Because HUSRM is the first algorithm for high-utility sequential rule mining, we compared its performance with five versions of HUSRM where optimizations had been deactivated (HUSRM\(_{1}\), HUSRM\(_{1,2}\), HUSRM\(_{1,2,3}\), HUSRM\(_{1,2,3,4}\) and HUSRM\(_{1,2,3,4,5}\)). The notation HUSRM\(_{1,2,...n}\) refers to HUSRM without optimizations \(O_1\), \(O_2\) ... \(O_n\). Optimization 1 (\(O_1\)) is to ignore unpromising items. Optimization 2 (\(O_2\)) is to ignore unpromising rules. Optimization 3 (\(O_3\)) is to use bit vectors to calculate confidence instead of lists of integers. Optimization 4 (\(O_4\)) is to use compact utility-tables instead of utility-tables. Optimization 5 (\(O_5\)) is to use Property 9 to prune the search space for left expansions instead of Property 8. The source code of all algorithms and datasets can be downloaded as part of the SPMF data mining library at http://goo.gl/qS7MbH [6].

We ran all the algorithms on each dataset while decreasing the minutil threshold until algorithms became too long to execute, ran out of memory or a clear winner was observed. For these experiments, we fixed the minconf threshold to 0.70. However, note that results are similar for other values of the minconf parameter since the confidence is not used to prune the search space by the compared algorithms. For each dataset and algorithm, we recorded execution times and maximum memory usage.

Execution times. Fig. 1 shows the execution times of each algorithm. Note that results for HUSRM\(_{1,2,3,4,5}\) are not shown because it does not terminate in less than 10, 000 s for all datasets. HUSRM is respectively up to 1.8, 1.9, 2, 3.8 and 25 times faster than HUSRM\(_{1}\), HUSRM\(_{1,2}\), HUSRM\(_{1,2,3}\), HUSRM\(_{1,2,3,4}\) and HUSRM\(_{1,2,3,4,5}\). It can be concluded from these results that HUSRM is the fastest on all datasets, that its optimizations greatly enhance its performance, and that \(O_5\) is the most effective optimization to reduce execution time. In this experiment, we have found up to 100 rules, which shows that mining high-utility sequential rules is very expensive. Note that if we lower minutil, it is possible to find more than 10,000 rules using HUSRM.

Fig. 1.

Comparison of execution times (seconds)

Memory usage. Table 4 shows the maximum memory usage of the algorithms for the BIBLE, FIFA, KOSARAK and SIGN datasets. Results for HUSRM\(_{1,2,3,4,5}\) are not shown for the same reason as above. It can be observed that HUSRM always consumes less memory and that this usage is up to about 50 % less than that of HUSRM\(_{1,2,3,4}\) on most datasets. The most effective optimization to reduce memory usage is \(O_4\) (using compact utility-tables), as shown in Table 5.
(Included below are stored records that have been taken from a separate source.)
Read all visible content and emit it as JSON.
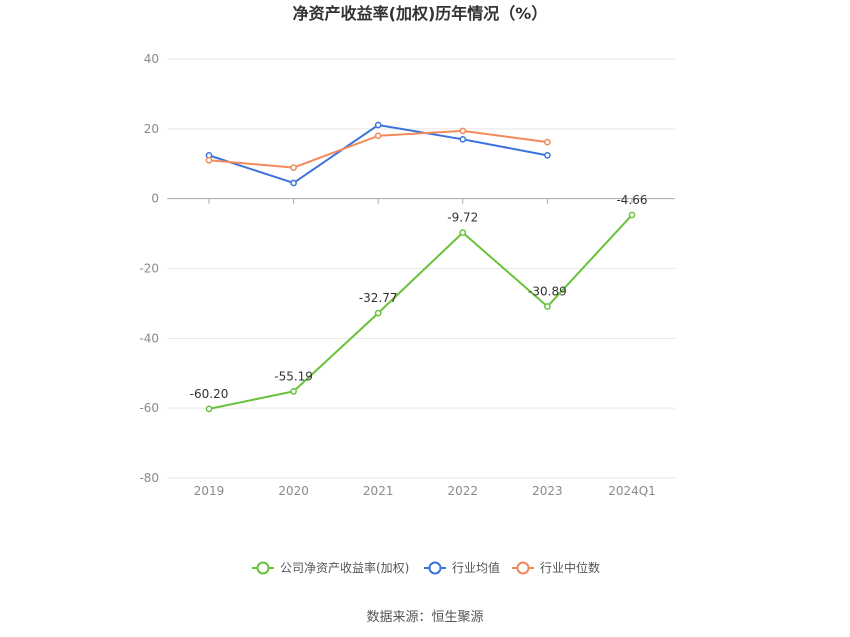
{
  "chart_data": {
    "type": "line",
    "title": "净资产收益率(加权)历年情况（%）",
    "categories": [
      "2019",
      "2020",
      "2021",
      "2022",
      "2023",
      "2024Q1"
    ],
    "ylim": [
      -80,
      40
    ],
    "yticks": [
      40,
      20,
      0,
      -20,
      -40,
      -60,
      -80
    ],
    "grid": true,
    "legend_position": "bottom",
    "series": [
      {
        "name": "公司净资产收益率(加权)",
        "color": "#67c23a",
        "values": [
          -60.2,
          -55.19,
          -32.77,
          -9.72,
          -30.89,
          -4.66
        ],
        "labels": [
          "-60.20",
          "-55.19",
          "-32.77",
          "-9.72",
          "-30.89",
          "-4.66"
        ]
      },
      {
        "name": "行业均值",
        "color": "#3b73db",
        "values": [
          12.4,
          4.5,
          21.1,
          17.0,
          12.4,
          null
        ]
      },
      {
        "name": "行业中位数",
        "color": "#f28a5c",
        "values": [
          11.0,
          8.9,
          18.0,
          19.4,
          16.2,
          null
        ]
      }
    ]
  },
  "source": "数据来源：恒生聚源"
}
Table 5. Comparison of maximum memory usage (megabytes)

5 Conclusion

To address the lack of confidence measure in high-utility sequential pattern mining, we defined the problem of high-utility sequential rule mining and studied its properties. We proposed an efficient algorithm named HUSRM (High-Utility Sequential Rule Miner) to mine these rules. HUSRM is a one-phase algorithm that relies on a new data structure called compact utility-table and include several novel optimizations to mine rules efficiently. An extensive experimental study with four datasets shows that HUSRM is very efficient and that its optimizations respectively improve its execution time by up to 25 times and its memory usage by up to 50 %.